Published: 01 Jan 2024, Last Modified: 15 Jan 2025IEEE J. Biomed. Health Informatics 2024EveryoneRevisionsBibTeXCC BY-SA 4.0
Abstract: Biometric parameter measurements are powerful tools for evaluating a fetus's gestational age, growth pattern, and abnormalities in a 2D ultrasound. However, it is still challenging to measure fetal biometric parameters automatically due to the indiscriminate confusing factors, limited foreground-background contrast, variety of fetal anatomy shapes at different gestational ages, and blurry anatomical boundaries in ultrasound images. The performance of a standard CNN architecture is limited for these tasks due to the restricted receptive field. We propose a novel hybrid Transformer framework, TransFSM, to address fetal multi-anatomy segmentation and biometric measurement tasks. Unlike the vanilla Transformer based on a single-scale input, TransFSM has a deformable self-attention mechanism, so it can effectively process multi-scale information to segment fetal anatomy with irregular shapes and different sizes. We devised a boundary-aware decoder (BAD) to capture more intrinsic local details using boundary-wise prior knowledge, which compensates for the defects of the Transformer in extracting local features. In addition, a Transformer auxiliary segment head is designed to improve mask prediction by learning the semantic correspondence of the same pixel categories and feature discriminability among different pixel categories. Extensive experiments were conducted on clinical cases and benchmark datasets for anatomy segmentation and biometric measurement tasks.

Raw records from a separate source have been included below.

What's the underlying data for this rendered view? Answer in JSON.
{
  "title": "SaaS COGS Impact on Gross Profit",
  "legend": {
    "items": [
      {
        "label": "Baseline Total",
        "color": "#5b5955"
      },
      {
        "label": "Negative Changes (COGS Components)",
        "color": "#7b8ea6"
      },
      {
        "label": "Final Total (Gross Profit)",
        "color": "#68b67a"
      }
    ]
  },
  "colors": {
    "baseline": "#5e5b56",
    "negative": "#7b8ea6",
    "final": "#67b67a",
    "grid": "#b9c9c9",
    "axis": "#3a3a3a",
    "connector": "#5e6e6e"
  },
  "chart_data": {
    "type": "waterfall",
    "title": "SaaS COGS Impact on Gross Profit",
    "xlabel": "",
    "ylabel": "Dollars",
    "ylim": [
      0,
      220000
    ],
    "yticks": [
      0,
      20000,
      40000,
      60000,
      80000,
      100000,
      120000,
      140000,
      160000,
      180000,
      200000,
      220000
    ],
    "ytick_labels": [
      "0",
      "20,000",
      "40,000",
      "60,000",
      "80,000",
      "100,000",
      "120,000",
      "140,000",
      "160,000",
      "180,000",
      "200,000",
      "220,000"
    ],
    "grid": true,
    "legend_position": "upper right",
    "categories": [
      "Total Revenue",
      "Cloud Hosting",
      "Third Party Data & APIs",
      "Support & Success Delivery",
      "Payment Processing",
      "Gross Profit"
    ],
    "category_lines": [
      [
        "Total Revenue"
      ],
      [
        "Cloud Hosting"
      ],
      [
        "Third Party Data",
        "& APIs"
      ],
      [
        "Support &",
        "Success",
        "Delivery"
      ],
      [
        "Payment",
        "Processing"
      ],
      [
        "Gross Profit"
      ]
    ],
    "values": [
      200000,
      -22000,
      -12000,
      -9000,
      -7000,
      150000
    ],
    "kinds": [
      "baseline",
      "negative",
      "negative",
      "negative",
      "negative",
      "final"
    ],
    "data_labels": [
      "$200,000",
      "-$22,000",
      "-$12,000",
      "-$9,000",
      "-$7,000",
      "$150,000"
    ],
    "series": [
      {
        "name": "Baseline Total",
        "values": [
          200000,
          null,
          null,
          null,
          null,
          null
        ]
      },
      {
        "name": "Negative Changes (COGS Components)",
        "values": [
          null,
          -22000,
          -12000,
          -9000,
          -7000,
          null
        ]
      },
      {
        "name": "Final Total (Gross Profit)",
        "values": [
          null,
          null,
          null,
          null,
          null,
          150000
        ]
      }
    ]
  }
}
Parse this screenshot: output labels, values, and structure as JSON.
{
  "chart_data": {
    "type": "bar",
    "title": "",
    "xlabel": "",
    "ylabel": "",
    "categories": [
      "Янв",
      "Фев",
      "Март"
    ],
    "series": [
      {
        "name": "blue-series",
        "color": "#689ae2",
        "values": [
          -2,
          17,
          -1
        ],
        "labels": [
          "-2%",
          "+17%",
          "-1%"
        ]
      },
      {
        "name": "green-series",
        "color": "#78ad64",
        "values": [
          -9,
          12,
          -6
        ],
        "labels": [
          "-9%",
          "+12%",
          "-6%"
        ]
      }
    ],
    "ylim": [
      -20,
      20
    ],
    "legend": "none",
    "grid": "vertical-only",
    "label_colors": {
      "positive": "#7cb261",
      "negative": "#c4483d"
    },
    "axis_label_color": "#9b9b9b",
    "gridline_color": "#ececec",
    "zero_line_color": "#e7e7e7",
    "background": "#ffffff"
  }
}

The experiment results indicate that our method achieves state-of-the-art performance in seven evaluation metrics compared with CNN-based, Transformer-based, and hybrid approaches. By knowledge distillation, the proposed TransFSM can create a more compact and efficient model with high deploying potential in resource-constrained scenarios. Our study serves as a unified framework for biometric estimation across multiple anatomical regions to monitor fetal growth in clinical practice.